(CNN) –– Allen Weisselberg, the former chief financial officer of the Trump Organization, is expected to plead guilty Thursday to a 15-year tax fraud scheme, a person familiar with the matter said. However, the source said Weisselberg will not sign a cooperation agreement to help New York prosecutors in their criminal investigation into the real estate company’s finances.

Weisselberg, a longtime employee and fiercely loyal to former President Donald Trump’s company, is in advanced talks to plead guilty to the indictment, the person said. The judge in the case set a hearing for Thursday morning.

Under the terms of the deal, which is still being finalized, Weisselberg would receive a five-month prison sentence but would serve about 100 days behind bars, the person said. Weisselberg faced up to 15 years in prison.

Now, Weisselberg will not accept a cooperative figure, the person said. Although he added that he would testify at trial if the case moves forward and the Trump Organization does not reach a plea agreement. The judge set the trial for October 24.

The Manhattan District Attorney’s Office announced the charges last year and sought to win Weisselberg’s cooperation against the former president in a broader criminal investigation into the accuracy of the Trump Organization’s financial statements. Despite the pressure, Weisselberg did not agree to “change sides” or cooperate against Trump or his children. No charges have been filed in that investigation.

A spokesman for the prosecutor’s office could not immediately be reached for comment.

The accusations against the Trump Organization

The Trump Organization faces 10 counts and Weisselberg faces 15 felony counts in connection with an alleged scheme dating back to 2005 “to compensate Weisselberg and other Trump Organization executives in a manner that was ‘outside the manuals.'”

Prosecutors say Weisselberg failed to pay taxes on $1.7 million in income, including luxury perks such as a Manhattan apartment, a pair of Mercedes-Benz cars and private school tuition for two family members.

The decision comes after Judge Juan Merchan denied motions by Weisselberg and the Trump Organization to dismiss the tax charges at a hearing last week.

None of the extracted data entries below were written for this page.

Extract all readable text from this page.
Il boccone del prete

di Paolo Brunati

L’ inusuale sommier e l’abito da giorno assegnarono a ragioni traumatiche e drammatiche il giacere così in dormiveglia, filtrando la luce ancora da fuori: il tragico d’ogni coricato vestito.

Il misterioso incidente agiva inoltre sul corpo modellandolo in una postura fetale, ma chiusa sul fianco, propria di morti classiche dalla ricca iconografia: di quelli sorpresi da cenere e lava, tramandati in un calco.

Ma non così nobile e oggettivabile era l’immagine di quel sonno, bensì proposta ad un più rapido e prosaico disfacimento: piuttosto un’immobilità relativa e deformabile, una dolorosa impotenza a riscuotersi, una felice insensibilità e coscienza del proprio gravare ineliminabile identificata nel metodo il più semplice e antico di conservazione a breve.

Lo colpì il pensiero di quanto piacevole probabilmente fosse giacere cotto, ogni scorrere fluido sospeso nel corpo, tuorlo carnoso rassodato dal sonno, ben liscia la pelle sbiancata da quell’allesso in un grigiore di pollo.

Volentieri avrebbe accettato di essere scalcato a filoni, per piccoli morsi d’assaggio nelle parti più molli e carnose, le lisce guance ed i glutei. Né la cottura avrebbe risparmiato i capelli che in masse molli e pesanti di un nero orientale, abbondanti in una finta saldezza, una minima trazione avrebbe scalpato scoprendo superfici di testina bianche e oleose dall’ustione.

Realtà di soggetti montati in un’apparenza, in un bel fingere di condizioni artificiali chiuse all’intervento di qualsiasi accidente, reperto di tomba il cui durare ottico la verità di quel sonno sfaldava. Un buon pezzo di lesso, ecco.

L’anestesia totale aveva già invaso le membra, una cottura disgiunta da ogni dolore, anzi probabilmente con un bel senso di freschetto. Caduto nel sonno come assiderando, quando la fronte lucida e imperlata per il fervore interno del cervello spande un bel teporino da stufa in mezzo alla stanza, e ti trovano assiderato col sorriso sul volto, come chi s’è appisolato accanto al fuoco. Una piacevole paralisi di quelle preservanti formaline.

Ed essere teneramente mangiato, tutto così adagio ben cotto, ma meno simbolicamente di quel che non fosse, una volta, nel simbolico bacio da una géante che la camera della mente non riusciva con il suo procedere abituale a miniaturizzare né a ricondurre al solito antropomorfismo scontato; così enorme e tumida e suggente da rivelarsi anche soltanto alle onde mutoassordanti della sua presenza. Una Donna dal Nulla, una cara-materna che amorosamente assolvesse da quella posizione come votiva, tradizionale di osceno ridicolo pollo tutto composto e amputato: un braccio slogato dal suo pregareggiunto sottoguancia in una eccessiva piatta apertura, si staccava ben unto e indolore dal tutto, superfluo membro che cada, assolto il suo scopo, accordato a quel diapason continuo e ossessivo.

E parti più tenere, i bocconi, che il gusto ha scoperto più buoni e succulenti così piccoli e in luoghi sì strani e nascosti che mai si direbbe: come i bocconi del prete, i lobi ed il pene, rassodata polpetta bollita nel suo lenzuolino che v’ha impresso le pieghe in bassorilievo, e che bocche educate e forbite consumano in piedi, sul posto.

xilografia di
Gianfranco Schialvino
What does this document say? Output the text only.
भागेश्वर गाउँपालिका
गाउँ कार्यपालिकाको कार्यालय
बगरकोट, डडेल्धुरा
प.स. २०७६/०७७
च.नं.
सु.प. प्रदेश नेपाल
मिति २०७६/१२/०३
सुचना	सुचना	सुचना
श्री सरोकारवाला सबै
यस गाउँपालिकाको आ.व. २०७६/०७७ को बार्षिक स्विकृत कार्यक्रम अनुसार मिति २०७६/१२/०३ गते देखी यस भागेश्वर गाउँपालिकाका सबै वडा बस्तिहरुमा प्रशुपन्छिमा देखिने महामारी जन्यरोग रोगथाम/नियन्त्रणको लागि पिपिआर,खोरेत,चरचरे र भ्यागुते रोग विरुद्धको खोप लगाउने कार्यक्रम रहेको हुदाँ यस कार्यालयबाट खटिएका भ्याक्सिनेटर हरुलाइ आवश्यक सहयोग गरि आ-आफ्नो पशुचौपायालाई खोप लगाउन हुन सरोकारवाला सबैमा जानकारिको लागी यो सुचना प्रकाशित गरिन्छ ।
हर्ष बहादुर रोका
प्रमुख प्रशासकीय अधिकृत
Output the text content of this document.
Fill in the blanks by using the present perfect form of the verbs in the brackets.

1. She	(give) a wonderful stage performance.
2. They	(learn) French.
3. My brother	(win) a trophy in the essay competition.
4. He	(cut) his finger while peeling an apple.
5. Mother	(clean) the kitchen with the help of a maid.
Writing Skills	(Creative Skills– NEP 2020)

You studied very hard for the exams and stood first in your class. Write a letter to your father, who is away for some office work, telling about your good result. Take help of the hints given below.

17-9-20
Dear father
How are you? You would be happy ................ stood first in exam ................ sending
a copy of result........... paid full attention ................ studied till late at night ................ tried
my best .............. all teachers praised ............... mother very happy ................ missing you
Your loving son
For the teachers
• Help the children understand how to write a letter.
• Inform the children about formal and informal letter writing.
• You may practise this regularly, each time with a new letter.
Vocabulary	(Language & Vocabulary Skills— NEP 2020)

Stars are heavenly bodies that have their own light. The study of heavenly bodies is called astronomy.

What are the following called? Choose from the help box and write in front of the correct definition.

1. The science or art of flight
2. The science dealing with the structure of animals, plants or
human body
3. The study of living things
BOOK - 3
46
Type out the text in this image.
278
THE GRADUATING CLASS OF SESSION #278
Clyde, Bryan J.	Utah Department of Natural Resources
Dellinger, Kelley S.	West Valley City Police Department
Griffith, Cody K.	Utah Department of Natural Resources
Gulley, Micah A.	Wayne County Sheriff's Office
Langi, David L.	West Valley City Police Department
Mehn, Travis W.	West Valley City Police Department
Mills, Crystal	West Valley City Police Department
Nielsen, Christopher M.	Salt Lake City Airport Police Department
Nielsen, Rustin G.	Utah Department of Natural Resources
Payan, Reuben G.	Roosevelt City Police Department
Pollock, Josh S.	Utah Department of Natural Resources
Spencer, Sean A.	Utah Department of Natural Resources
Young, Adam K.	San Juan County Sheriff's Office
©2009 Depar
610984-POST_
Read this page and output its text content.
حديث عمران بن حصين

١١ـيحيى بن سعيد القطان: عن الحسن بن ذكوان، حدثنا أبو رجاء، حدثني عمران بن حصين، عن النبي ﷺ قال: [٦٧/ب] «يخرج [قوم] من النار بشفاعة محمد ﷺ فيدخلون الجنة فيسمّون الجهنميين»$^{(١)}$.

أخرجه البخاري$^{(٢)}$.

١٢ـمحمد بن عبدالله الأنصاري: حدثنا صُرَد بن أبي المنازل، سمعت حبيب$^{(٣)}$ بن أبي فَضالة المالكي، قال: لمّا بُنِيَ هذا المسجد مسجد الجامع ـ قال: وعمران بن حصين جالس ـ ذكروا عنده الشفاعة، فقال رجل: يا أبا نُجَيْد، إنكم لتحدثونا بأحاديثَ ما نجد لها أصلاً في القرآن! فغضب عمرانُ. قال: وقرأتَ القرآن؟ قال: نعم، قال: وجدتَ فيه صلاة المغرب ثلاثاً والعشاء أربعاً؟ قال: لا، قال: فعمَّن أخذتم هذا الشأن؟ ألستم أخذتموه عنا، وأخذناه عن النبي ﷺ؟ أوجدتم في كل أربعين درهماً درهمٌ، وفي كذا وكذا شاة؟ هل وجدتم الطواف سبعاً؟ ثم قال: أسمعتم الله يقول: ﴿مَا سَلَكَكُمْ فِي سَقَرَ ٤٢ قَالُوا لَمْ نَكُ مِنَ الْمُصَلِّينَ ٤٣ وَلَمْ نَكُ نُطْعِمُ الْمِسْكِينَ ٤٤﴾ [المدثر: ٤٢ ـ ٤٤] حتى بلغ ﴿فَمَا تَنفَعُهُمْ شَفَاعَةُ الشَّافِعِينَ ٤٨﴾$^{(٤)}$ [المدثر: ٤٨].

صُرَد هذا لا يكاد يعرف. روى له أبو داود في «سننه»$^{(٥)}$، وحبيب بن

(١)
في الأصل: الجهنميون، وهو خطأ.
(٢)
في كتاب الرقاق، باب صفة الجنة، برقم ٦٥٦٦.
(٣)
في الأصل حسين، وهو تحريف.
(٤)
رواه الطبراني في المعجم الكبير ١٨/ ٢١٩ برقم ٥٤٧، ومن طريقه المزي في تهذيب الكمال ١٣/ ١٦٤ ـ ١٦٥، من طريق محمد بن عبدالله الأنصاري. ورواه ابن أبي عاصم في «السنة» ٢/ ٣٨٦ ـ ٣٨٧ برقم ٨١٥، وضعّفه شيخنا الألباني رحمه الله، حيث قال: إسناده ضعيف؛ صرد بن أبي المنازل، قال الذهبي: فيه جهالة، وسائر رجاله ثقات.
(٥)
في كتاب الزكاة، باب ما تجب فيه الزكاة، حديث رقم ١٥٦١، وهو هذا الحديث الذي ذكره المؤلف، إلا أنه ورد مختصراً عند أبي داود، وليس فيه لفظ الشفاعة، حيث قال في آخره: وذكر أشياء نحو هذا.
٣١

Weisselberg’s guilty plea would come amid Trump’s dramatic legal period. Precisely, last week the former president invoked his right to the Fifth Amendment during a statement in the framework of the investigation by the New York attorney general. Thus, Trump refused to answer hundreds of questions about the financial statements of the Trump Organization.

In turn, that came two days after the FBI executed a search warrant at Trump’s private Florida residence, Mar-a-Lago. This is part of a criminal investigation into the handling of presidential records, including classified documents.